Thursday, October 31, 2013

Common Core: The New York Fiasco

Now that New York State has rushed to implement the Common Core standards, parents, teachers, and administrators are appalled. Here is a quote from a principal, in fact, New York's High School Principal of the Year in 2013:

I am amused by all of the politicians and bureaucrats who love the Common Core and see it as the salvation of our nation.  I suspect they are supporting standards that they have never studied.
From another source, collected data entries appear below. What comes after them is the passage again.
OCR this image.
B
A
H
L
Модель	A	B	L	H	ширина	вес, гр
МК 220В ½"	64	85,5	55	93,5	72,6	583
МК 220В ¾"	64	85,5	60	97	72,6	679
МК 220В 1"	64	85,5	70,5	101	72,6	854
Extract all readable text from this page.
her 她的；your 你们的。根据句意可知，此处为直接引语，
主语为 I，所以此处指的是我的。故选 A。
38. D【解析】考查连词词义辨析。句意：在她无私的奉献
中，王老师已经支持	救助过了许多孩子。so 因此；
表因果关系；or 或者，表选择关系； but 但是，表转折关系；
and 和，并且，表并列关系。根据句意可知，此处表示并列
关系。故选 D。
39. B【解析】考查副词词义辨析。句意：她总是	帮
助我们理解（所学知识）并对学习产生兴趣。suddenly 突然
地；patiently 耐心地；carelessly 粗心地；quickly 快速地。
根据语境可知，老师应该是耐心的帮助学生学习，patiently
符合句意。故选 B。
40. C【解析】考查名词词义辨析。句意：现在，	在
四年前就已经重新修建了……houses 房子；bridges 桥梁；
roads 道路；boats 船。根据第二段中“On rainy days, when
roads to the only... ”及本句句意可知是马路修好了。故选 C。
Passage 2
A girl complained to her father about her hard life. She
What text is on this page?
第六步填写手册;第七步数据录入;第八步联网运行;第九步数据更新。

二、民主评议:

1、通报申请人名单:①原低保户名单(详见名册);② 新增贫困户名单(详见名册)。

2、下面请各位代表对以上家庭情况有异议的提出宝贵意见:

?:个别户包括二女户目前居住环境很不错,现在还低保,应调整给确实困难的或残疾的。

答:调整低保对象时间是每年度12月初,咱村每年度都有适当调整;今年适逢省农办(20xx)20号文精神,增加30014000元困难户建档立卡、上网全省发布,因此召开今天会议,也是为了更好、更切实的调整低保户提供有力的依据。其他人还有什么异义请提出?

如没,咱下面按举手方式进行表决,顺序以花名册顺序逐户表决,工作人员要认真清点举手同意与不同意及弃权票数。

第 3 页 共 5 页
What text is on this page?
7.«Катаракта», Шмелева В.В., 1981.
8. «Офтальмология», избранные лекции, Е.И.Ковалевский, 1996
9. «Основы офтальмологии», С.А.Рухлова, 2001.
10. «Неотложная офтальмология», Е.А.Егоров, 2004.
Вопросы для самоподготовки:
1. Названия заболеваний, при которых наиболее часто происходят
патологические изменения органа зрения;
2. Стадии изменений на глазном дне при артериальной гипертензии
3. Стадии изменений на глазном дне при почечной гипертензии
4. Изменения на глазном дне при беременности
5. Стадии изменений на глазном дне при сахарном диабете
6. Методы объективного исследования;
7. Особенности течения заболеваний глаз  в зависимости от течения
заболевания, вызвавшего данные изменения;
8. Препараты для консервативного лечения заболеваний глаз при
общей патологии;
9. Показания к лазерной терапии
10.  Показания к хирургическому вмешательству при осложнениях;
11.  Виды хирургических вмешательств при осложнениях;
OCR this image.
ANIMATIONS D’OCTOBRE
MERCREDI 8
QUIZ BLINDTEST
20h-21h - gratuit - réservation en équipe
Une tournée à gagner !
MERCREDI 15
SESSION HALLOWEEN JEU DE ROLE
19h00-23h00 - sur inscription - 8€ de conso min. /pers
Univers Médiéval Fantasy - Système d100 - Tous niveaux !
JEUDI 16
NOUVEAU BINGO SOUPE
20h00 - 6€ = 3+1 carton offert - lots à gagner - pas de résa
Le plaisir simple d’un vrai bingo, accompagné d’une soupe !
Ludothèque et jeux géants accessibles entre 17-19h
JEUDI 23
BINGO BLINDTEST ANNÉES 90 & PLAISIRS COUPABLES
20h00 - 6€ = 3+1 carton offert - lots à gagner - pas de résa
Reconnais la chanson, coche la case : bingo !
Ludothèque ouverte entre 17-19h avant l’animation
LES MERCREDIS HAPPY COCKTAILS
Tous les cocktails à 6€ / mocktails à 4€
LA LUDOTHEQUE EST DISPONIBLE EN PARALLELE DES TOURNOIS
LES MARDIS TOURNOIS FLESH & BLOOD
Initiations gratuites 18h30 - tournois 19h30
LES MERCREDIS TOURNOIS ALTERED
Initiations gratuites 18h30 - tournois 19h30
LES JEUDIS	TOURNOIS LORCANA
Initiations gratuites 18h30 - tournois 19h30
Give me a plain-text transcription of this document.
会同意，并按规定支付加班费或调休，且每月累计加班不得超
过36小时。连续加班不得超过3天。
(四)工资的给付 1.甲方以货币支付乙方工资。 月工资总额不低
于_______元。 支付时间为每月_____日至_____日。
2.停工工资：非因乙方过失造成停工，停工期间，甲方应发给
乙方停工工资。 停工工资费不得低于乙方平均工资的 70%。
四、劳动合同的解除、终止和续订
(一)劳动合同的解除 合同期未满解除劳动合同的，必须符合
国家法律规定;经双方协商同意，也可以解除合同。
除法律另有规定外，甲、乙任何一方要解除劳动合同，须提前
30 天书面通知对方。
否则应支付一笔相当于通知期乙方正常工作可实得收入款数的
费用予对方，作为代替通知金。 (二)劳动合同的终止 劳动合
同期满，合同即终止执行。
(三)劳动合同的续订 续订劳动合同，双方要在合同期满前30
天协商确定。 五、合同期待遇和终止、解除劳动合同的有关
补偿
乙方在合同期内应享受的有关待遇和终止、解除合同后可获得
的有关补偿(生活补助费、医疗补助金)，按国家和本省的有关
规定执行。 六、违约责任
I wonder if they have ever read the details that ask first-graders to “compose and decompose plane and solid figures” and “to determine if equations of addition or subtraction are true or false.”  It is likely that much of the support for the Common Core is based on the ideal that we should have national standards that are challenging, yet the devil in the detail is ignored.
When one actually examines the standards and the tests like the sample I provided, it quickly becomes apparent why young students are crying when they do their homework and telling their parents they do not want to go to school.  Many New York children are simply not developmentally ready to do the work. Much of the work is confusing. When you add the pressure under which teachers find themselves to quickly implement the standards and prepare students for standardized testing, it becomes clear why New York parents are expressing outrage at forums across the state.
It is time for New York State to heed, at the very least, the New York State United Teachers’ call for a three-year moratorium on high-stakes testing, thus providing time for New York to re-examine its reforms, and change course.  New York, sadly, has been a canary in the Common Core coal mine, and if we do not heed the danger a generation of students will be lost.

2 comments:

Clisby said...

In case you haven't seen it, the entire test is posted at:

http://roundtheinkwell.files.wordpress.com/2013/10/the-math-test.pdf

Even if the questions all made sense, I know my son wouldn't have been able to read well enough in first grade to understand what most of it was asking. (I'm no expert on reading levels, but I would guess this test is written at a late-2nd-early 3rd grade reading level. I'm not talking about the math level - I mean the wording.

Now, my daughter could have understood it in first grade, since she was quite an advanced reader - but given that the questions *don't* all make sense, I wouldn't have expected her to score well.

Babbie said...

As a math major I was able to figure out what the questions were asking for, but I certainly couldn't have done so when in the first grade, even as an advanced reader. It's written in "math speak."